The Albuquerque Journal reports the council unanimously approved settlements Tuesday with Anthony Correra and his son Marc Correra, who shared in more than $22 million in fees charged to investment firms.
Anthony Correra was a former confident of and unofficial adviser to then Gov. Bill Richardson, a Democrat, and former State Investment Officer Gary Bland.
He agreed to pay $1 million to settle claims that he directed state investments through Bland to firms that paid fees to his son.
Marc Correra agreed to turn over $4.1 million from retirement accounts to a U.S. Bankruptcy Court to be used to settle claims. The settlement also allows $900,000 to be released from an escrow account.
The father and son have both agreed to never conduct business again in New Mexico.
The investment council also approved settlements with Bland and former Richardson political supporter Guy Riordan.
In all, the council has settled more than 20 civil lawsuits against financial firms and individuals for more than $51 million, part of which has to be shared with the private law firm it hired to handle the litigation.
Investment council staff estimates the state will receive between $35 million and $40 million.

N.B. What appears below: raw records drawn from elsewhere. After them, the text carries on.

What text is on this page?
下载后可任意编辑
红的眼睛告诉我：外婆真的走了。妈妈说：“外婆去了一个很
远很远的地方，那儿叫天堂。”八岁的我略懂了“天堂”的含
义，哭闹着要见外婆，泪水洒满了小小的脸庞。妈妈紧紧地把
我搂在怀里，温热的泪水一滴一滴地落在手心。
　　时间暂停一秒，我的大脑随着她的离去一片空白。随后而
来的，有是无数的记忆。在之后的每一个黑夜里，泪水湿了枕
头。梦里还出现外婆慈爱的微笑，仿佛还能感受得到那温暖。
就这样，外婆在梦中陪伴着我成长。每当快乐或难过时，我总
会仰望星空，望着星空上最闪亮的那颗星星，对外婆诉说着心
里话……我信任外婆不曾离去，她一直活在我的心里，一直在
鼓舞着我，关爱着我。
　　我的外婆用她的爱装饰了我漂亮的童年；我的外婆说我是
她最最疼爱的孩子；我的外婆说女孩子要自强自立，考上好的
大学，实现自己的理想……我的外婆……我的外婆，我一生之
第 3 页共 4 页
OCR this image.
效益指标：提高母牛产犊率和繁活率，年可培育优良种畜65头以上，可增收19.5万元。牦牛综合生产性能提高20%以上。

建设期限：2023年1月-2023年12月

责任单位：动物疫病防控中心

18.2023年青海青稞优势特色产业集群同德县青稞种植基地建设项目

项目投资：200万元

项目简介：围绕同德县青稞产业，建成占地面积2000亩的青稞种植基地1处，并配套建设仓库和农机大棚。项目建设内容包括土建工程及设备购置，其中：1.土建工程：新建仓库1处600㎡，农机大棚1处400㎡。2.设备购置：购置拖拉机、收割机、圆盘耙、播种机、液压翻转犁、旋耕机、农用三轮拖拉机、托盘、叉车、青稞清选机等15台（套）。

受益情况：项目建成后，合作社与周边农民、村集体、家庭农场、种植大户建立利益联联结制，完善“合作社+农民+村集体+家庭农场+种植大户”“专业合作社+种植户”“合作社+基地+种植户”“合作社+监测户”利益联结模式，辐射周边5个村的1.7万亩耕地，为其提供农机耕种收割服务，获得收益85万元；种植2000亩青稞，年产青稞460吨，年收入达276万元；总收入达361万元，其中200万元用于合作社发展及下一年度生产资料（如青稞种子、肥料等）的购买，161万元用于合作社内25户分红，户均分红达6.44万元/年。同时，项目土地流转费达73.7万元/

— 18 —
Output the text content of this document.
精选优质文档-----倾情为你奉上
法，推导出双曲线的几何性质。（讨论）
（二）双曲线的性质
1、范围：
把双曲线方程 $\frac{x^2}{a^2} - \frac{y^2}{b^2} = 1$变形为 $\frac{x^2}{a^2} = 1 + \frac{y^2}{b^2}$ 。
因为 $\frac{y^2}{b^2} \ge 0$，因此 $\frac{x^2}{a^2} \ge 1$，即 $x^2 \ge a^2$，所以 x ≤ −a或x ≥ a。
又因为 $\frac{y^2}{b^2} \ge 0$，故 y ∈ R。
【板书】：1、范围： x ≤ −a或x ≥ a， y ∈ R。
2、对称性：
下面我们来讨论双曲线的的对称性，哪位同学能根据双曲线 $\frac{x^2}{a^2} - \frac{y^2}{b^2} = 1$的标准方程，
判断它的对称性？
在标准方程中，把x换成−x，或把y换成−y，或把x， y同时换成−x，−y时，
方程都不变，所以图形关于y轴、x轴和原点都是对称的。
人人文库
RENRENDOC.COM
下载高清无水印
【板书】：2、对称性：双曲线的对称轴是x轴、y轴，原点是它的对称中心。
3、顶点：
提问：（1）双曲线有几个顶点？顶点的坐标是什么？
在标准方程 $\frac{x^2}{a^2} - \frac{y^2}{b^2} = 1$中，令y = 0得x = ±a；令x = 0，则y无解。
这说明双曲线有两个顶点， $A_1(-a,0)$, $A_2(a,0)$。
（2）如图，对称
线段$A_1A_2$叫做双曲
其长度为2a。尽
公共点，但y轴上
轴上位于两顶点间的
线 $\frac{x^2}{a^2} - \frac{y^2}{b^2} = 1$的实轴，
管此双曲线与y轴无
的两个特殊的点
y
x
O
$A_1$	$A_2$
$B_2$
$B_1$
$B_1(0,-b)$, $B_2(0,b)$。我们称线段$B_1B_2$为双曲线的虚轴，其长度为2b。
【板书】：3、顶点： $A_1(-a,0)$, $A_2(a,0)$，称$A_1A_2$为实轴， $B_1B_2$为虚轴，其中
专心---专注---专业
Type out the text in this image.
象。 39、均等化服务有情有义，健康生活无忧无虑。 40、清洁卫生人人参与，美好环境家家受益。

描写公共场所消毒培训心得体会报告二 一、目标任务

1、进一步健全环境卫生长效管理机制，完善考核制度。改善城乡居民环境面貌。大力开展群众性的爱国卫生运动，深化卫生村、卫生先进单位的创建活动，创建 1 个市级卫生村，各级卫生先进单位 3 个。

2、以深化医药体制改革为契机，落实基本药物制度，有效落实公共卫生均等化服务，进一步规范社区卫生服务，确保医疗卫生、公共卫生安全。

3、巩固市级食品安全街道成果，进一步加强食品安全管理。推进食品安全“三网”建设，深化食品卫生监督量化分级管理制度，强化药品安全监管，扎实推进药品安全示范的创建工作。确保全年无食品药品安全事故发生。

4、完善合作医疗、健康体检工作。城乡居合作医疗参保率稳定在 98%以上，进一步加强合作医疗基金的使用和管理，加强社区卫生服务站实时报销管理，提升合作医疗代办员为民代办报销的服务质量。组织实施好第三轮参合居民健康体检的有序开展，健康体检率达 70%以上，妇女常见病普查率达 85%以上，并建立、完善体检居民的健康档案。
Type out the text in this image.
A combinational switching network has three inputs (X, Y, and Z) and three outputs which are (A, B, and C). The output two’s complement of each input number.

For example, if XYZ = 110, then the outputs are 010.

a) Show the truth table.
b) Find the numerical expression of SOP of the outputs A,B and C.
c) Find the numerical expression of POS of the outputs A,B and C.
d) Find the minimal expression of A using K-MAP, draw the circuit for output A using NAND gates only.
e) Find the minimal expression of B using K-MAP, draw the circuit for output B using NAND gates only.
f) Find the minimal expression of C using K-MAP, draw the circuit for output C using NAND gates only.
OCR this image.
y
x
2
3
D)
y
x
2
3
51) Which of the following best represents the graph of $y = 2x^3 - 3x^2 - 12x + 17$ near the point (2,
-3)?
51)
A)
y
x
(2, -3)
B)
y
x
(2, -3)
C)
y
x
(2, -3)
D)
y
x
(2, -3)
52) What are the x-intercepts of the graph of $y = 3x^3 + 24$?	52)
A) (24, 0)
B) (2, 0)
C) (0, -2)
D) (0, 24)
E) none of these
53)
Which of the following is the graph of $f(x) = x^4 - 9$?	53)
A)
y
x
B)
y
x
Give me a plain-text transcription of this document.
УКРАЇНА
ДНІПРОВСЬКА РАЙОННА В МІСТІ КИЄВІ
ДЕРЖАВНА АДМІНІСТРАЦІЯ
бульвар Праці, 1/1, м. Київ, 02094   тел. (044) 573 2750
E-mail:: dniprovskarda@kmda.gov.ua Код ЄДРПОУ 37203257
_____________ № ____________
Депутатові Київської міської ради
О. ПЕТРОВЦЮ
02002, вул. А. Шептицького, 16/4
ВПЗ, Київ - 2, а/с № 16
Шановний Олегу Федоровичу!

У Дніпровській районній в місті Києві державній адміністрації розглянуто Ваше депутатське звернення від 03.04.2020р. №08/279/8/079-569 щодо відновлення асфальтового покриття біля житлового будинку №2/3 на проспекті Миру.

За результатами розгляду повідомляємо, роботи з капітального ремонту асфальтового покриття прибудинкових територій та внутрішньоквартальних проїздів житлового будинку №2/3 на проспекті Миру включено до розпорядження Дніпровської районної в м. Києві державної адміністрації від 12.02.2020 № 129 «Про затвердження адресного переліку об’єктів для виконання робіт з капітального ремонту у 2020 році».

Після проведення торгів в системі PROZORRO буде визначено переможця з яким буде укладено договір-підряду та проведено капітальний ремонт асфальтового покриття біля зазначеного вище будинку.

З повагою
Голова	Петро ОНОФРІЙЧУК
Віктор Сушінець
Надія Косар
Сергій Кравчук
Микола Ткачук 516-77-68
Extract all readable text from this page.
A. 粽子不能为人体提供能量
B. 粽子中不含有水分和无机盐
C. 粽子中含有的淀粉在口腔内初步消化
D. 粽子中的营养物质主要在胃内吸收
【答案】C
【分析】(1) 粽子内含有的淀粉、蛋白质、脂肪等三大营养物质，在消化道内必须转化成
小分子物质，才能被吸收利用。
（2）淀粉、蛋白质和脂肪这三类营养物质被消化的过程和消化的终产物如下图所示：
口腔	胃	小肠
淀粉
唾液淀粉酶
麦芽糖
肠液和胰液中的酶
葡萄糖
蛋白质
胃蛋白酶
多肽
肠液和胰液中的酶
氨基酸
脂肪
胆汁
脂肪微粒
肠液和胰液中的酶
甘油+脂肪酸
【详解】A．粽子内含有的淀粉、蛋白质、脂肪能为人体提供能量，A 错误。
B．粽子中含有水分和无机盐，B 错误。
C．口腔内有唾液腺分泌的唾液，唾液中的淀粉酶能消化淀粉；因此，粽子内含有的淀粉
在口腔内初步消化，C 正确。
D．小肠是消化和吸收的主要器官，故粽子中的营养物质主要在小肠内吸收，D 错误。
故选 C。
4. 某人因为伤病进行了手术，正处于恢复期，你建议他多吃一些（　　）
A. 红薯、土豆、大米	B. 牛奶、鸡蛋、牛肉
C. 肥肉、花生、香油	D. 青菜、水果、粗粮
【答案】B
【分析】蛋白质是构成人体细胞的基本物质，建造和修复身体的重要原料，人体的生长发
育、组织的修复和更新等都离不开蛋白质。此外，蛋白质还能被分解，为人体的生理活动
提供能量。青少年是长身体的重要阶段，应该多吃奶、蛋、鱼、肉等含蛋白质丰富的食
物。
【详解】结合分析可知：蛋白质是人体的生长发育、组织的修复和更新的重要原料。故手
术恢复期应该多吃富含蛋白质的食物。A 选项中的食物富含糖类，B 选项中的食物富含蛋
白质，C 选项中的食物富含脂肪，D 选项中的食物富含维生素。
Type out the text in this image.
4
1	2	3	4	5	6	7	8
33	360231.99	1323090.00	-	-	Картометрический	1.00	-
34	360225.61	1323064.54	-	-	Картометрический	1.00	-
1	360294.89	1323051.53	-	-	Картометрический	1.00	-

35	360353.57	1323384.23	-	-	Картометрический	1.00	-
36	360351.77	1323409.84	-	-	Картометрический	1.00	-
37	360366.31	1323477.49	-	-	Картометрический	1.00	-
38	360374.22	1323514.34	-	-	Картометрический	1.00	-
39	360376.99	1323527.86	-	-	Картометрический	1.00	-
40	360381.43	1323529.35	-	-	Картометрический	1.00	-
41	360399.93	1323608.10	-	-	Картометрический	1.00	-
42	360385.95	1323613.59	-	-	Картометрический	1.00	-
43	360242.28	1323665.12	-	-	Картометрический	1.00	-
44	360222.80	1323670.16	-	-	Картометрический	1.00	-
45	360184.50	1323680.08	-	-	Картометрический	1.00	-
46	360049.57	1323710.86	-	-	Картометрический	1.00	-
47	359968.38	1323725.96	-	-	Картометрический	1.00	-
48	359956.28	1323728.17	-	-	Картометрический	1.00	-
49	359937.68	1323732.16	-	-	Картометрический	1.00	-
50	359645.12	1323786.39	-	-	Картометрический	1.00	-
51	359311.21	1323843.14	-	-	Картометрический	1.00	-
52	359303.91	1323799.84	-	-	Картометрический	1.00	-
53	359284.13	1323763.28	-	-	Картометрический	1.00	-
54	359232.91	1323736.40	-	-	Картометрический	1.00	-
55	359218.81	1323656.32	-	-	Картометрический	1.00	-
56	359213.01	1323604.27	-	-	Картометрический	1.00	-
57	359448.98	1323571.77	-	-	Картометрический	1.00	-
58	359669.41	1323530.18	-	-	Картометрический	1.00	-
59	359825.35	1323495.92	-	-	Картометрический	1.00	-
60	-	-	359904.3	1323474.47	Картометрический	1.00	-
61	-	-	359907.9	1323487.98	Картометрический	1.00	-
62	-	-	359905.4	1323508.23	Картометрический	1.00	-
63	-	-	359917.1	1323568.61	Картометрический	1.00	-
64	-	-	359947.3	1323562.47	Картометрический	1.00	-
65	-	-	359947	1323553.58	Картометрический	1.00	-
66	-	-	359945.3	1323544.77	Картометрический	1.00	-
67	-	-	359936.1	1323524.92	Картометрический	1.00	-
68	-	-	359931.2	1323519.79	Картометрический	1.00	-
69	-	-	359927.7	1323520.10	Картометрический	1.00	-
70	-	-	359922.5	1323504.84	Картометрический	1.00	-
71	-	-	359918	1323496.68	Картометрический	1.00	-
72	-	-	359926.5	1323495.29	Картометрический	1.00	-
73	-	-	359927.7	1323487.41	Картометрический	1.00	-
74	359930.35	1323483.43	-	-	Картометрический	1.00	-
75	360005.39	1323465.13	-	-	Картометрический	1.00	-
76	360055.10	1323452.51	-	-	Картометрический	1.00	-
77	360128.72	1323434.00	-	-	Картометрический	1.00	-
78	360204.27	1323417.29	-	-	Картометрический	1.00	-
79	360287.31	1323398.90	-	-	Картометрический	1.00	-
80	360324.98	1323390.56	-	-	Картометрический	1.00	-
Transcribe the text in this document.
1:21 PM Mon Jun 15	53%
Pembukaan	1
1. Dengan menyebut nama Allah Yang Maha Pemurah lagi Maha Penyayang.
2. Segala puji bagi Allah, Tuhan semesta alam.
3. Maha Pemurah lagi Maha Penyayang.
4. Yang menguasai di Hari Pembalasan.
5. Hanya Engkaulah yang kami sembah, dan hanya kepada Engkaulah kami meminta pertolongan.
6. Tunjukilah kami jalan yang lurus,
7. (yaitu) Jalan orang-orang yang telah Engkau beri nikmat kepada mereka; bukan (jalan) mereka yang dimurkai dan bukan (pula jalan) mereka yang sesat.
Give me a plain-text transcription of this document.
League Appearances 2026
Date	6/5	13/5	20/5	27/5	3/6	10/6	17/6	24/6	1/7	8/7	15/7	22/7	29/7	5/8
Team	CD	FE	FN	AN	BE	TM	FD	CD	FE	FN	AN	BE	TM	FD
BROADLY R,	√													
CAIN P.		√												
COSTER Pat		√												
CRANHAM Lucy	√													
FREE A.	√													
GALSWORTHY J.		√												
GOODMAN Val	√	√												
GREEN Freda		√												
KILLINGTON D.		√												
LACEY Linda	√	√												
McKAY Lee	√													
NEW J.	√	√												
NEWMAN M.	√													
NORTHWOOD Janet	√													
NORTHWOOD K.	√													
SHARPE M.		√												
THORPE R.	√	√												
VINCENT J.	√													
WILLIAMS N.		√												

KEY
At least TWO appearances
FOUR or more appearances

The alleged pay-to-play scheme came to light in 2009. No charges were ever filed, but the top federal prosecutor in New Mexico at the time had said a yearlong investigation revealed that pressure from the governor’s office had resulted in the corruption of the procurement process.
The investment council was restructured in 2010 in the wake of the scandal to curb the influence of any governor over investment strategies and the selection of outside money managers.